Judder is a very unpleasant effect that can spoil the impression of watching a movie or TV series. You just get the feeling that the image is sluggish and slow, but it’s not.

So let’s find out what judder is and why it occurs. You should know that most movies are shot at 24 frames per second, which means that the original content has a frame rate of 24 Hz. However, most modern TVs have a 60 Hz display (or even more, but 60 Hz is the most common frame rate).

To combine original content and a 60 Hz display, most manufacturers use frame-adding technology. When the TV adds another 36 frames simply by duplicating the existing 24. The problem is that you cannot divide 60 by 24 to get a whole number.

That’s why manufacturers have developed 3:2 technology, which means the first frame is displayed for 3 seconds, the second 2 seconds and this is repeated throughout the entire movie.

You know, 1 second is a very small amount of time, so most of the time you don’t even notice it and the technology works fine, but if the movie has a fast scene change, you might notice something going wrong.
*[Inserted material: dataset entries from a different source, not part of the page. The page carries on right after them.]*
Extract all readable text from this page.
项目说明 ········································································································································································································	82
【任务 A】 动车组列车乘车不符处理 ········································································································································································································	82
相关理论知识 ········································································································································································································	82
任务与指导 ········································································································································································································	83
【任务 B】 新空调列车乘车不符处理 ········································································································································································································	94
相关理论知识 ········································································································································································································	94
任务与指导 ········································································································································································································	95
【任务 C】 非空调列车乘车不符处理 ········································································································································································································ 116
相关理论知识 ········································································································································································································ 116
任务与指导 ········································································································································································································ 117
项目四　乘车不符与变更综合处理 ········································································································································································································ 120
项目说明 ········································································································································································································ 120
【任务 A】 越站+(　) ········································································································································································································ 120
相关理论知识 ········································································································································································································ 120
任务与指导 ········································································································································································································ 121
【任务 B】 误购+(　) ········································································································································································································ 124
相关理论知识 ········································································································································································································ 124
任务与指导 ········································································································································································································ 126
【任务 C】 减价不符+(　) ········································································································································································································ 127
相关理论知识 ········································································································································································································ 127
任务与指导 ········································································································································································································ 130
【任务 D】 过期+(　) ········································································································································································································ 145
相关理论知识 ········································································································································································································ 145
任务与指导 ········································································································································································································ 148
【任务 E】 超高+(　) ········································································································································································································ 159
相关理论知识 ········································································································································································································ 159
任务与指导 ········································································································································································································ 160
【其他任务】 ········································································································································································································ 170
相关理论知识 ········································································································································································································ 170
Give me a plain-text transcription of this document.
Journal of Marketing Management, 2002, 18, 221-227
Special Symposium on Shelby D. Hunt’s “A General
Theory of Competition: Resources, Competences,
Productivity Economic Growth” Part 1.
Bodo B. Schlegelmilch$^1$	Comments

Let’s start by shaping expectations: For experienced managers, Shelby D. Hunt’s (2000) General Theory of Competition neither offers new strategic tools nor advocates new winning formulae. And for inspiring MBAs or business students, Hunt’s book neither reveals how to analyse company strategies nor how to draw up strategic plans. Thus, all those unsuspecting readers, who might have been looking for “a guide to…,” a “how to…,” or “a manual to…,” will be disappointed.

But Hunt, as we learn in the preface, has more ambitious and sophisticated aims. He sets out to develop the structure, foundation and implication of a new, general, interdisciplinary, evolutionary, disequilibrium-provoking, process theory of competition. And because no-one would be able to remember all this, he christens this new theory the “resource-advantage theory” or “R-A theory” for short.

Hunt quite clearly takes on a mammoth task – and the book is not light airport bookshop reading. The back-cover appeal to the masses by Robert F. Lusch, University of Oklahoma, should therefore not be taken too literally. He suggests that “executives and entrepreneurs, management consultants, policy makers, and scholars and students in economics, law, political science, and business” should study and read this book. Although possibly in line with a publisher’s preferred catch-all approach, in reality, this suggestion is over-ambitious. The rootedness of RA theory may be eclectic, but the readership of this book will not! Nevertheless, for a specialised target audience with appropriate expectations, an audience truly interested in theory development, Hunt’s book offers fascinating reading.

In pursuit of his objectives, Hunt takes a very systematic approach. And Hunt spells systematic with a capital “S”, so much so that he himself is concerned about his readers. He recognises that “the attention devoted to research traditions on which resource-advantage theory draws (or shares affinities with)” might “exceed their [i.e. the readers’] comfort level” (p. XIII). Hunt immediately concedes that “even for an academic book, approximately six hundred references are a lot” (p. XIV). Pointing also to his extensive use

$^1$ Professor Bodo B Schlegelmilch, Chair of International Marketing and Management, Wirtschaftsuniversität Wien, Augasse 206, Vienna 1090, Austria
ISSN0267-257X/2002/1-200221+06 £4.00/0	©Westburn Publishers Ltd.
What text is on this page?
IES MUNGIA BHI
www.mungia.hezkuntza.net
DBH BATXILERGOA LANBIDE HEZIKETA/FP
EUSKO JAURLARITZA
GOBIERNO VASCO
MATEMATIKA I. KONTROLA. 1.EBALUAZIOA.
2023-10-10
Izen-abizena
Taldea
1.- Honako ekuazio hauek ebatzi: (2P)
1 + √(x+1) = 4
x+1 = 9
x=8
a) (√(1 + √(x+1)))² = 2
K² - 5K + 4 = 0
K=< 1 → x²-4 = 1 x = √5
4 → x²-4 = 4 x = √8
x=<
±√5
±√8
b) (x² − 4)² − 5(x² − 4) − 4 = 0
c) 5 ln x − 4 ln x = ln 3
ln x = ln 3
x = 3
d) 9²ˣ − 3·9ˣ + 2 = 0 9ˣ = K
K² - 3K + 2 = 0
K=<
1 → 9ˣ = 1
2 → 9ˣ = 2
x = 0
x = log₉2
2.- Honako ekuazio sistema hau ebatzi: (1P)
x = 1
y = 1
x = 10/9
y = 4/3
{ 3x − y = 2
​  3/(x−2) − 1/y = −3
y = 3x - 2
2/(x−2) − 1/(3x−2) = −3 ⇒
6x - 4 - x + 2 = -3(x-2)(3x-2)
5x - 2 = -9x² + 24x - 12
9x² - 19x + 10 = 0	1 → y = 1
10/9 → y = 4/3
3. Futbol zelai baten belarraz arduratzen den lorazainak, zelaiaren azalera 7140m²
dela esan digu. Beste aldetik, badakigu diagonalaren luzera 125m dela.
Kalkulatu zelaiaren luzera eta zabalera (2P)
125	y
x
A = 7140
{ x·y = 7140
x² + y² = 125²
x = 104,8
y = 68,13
You start to feel like the image is sluggish.

You can get rid of it by activating True Cinema or Filmmaker mode on your TV, if available. The Motion Smoothing feature can also help you, but there is a chance it will create a soap opera effect where everything seems too smooth.

So now you know what judder is and you know how to get rid of it. Personally, I’ve only encountered this effect once, so I don’t think it’s a very common problem.